Temuan lain, Randy juga memaksa pacarnya berhubungan seks di mobil dan memperkosa korban berulang kali lantaran beranggapan bahwa sperma akan menggugurkan kandungan.
NWR sempat meminta Randy untuk menikahinya pada Agustus 2021, si lelaki pun menginformasikan hal itu kepada orang tuanya. Namun keluarga Randy menolak dengan dalih masih ada kakak perempuan Randy yang belum menikah dan mempertimbangkan karier kepolisian.
Ketika kehamilan kedua, ibu Randy malah menyatakan janin dalam kandung NWR adalah upaya menjebak keluarganya. Tak hanya itu, kala menjalani asmara dengan NWR, Randy juga menggaet perempuan lain.
“Pelaku diketahui memiliki hubungan dengan perempuan lain, namun bersikeras tidak mau memutuskan relasi dengan korban. Kondisi ini menyebabkan korban tidak berdaya, dicampakkan, merasa disia-siakan, juga berkeinginan menyakiti diri sendiri,” tutur Aminah.
Mengetahui informasi itu, NWR menyakiti diri dengan menggetok batu ke kepalanya, hingga akhirnya ia perlu perawatan medis. Kejadian-kejadian yang dia alami berdampak kepada psikisnya. Hasil diagnosis psikiater dan psikolog, NWR mengidap psikosomatik dan gangguan obsesif kompulsif.
Pemudi itu pun pernah mengonsultasikan kejadian yang ia alami kepada dua lembaga bantuan hukum di daerah tempat tinggalnya, yang menyarankan agar tindakan Randy diadukan ke Bidang Profesi dan Pengamanan Polri.
Siti Aminah melanjutkan, pihaknya menelepon NWR pada November2021. Si pelapor ingin Komnas Perempuan bisa membantu konseling psikologis serta mediasi dengan Randy dan orang tuanya.

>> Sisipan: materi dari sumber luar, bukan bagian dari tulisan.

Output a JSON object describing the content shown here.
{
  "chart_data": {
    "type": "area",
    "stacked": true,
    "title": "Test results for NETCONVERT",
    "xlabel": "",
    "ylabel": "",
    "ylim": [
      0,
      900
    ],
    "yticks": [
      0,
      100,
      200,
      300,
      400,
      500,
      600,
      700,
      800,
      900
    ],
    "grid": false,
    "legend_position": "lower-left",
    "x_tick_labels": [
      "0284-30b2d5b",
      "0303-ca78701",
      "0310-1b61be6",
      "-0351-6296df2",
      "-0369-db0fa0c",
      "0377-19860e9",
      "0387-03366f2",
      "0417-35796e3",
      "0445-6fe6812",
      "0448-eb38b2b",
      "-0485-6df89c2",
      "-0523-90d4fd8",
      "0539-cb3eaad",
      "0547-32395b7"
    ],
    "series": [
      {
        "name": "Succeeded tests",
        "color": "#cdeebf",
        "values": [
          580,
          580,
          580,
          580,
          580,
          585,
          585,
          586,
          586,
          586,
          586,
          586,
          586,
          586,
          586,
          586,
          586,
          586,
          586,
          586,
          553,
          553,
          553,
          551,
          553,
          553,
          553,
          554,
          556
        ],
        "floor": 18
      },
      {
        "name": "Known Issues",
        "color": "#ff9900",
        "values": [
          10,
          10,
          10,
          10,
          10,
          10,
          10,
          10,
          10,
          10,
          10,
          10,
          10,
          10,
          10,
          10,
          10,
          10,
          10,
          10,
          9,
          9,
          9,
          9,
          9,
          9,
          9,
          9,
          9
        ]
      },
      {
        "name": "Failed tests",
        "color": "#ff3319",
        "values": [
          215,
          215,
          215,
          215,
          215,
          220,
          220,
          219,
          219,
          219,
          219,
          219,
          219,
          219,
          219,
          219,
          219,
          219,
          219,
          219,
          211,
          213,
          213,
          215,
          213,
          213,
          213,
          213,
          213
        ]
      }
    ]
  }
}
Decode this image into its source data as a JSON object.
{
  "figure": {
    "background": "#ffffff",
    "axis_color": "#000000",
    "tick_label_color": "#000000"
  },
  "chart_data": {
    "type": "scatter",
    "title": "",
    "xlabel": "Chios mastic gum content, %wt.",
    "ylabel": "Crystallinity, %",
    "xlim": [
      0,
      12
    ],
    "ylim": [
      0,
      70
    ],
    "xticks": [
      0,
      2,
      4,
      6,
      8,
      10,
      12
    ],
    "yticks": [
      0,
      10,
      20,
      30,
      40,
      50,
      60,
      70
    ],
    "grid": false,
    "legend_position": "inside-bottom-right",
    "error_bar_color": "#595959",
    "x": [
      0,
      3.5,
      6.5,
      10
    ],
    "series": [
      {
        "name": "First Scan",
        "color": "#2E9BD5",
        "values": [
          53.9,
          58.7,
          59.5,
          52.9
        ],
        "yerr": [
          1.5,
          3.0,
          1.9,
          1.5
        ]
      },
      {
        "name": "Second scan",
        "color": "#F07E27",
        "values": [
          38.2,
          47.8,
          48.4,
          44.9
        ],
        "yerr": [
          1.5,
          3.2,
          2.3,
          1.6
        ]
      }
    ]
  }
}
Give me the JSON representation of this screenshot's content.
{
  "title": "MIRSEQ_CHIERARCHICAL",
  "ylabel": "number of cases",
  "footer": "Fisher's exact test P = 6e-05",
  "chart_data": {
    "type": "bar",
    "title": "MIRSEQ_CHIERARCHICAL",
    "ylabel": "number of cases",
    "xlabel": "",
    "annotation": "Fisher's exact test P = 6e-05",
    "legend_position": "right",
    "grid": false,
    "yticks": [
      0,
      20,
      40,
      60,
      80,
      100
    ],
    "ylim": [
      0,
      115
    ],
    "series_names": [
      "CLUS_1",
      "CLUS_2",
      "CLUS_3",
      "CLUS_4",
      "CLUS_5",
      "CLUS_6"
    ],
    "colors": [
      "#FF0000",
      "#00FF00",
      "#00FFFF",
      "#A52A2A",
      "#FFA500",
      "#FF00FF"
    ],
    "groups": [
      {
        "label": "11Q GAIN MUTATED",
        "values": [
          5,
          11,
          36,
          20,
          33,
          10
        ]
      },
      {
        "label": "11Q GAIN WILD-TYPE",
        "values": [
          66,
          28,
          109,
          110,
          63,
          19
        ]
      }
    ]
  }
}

Lalu Komnas Perempuan merujuk NWR untuk berkonseling di Pusat Pelayanan Terpadu Pemberdayaan Perempuan dan Anak (P2TP2A) Mojokerto. Lantas P2TP2A Mojokerto telah memberikan dua kali sesi konseling pada November.
“Ketika akan dilakukan sesi berikutnya, korban meninggal,” kata Siti Aminah.
Berdasarkan himpunan data internal, per Oktober 2021, Komnas Perempuan menerima 4.500 pengaduan. Jumlah ini dua kali lipat dari tahun sebelumnya. Sejak tahun lalu pula para pengampu mewaspadai lonjakan pelaporan. Karena sumber daya manusia di instansi itu terbatas, maka diperlukan pembenahan mekanisme pengaduan.
Meroketnya pengaduan mengakibatkan daftar tunggu mengantre, bahkan ada kasus yang harus menanti dua bulan untuk bisa diverifikasi tahap awal. “Kasus kematian almarhum mendorong kami untuk benar-benar serius mengatasi sistem pelayanan terhadap korban,” terang Siti Aminah.